Se una connessione c'è con i Cinque stelle «è solo nel senso che purtroppo non abbiamo dato ai girotondi una continuità organizzativa. Per questo la rabbia sacrosanta e la protesta è stata utilizzata da Beppe Grillo, che però ha valori che con i girotondi non c’entravano nulla».

Fu, secondo i protagonisti, l’azionismo di massa di una sinistra non comunista, se non proprio anticomunista, come testimoniano gli scontri, rispettosi ma duri, con Rossana Rossanda.

«Né di destra né di sinistra» è una frase che in nessun modo piaceva a Ginsborg. Spenti i girotondi, ha continuato ad animare la sinistra fiorentina, l’associazione Alba, l’assemblea al Mandela Forum, l’associazione Cambiare si può che si ritirò dalla nascente lista di Antonio Ingroia (nascente e morente nel giro di pochi mesi). 

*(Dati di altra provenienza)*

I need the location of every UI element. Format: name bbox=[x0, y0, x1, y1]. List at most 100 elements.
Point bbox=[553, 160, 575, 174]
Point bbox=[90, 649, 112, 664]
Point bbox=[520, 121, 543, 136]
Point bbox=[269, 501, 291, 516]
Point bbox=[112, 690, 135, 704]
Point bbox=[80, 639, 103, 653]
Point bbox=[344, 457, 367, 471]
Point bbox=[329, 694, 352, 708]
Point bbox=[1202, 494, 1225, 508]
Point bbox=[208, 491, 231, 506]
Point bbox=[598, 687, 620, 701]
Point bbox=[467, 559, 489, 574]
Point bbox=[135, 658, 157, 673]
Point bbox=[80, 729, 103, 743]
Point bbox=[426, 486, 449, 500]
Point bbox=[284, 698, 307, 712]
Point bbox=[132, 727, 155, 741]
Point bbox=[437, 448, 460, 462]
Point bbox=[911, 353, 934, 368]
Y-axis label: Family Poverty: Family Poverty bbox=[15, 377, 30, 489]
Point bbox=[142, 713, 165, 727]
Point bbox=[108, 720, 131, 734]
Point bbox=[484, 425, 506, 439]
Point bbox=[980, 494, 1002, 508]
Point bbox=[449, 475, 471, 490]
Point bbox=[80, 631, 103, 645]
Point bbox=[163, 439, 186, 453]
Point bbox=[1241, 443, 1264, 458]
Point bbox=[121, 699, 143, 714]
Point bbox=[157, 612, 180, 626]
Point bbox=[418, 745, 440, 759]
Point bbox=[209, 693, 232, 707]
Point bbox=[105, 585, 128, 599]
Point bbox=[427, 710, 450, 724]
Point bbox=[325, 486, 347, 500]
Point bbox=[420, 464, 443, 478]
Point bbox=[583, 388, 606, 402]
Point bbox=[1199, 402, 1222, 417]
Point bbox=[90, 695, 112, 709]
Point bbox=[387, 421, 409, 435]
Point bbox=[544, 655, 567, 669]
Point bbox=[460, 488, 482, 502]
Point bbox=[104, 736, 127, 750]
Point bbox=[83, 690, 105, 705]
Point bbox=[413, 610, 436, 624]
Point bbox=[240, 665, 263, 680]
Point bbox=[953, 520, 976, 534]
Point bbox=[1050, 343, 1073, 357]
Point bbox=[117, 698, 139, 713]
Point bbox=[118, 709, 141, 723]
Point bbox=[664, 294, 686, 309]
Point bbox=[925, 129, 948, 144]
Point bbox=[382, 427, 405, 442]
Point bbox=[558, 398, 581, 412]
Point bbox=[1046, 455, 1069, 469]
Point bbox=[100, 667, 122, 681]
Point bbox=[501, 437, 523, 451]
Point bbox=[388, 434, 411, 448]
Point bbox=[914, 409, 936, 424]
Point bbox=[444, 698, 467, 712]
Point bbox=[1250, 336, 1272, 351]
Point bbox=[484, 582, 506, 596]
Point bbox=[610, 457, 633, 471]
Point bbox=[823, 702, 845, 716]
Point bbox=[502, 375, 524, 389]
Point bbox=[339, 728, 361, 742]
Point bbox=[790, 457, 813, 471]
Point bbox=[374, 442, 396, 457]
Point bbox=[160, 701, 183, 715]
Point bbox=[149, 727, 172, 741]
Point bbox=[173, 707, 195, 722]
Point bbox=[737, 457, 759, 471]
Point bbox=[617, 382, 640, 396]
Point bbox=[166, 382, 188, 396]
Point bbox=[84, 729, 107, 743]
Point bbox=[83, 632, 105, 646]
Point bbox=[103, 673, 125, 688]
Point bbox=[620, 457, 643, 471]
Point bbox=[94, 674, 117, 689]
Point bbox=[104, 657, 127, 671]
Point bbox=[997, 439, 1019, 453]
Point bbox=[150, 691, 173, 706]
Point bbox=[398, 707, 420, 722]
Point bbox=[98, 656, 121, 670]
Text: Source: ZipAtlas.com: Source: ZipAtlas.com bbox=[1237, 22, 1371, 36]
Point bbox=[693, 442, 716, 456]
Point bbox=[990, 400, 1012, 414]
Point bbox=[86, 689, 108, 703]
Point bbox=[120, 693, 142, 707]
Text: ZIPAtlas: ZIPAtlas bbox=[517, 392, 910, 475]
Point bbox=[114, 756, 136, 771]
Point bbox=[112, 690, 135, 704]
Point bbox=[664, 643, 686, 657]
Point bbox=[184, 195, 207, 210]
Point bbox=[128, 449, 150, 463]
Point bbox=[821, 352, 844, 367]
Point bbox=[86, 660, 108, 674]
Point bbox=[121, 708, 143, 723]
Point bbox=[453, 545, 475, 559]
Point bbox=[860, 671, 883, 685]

È suo il decalogo dell’Associazione toscana per una Sinistra unita e plurale, anno 2007, che di nuovo fece saltare i nervi ai partiti. «Siamo individui, associazioni, comitati, partiti e movimenti», scriveva, «che non accettano né la deriva moderata del Pd, né la frammentazione, la dispersione e le rivalità che caratterizzano l’attuale sinistra italiana. Abbiamo una grande occasione per ricostruire una politica di cambiamento, continuando a lottare per la difesa e l’attuazione della nostra Costituzione. Il momento storico chiede il coraggio di sperimentare e un’assunzione collettiva di responsabilità».

Parole che per quella sinistra valgono ancora oggi. Anche se non è andata così, e non è andata bene: i partiti della sinistra non sono morti, e per fortuna di tutti, e invece i movimenti civici non si sono più sentiti troppo bene. L’ultimo saluto a Paul Ginsborg sarà sabato 14 maggio a Firenze, alle 15, nella Sala delle Leopoldine, in piazza Tasso.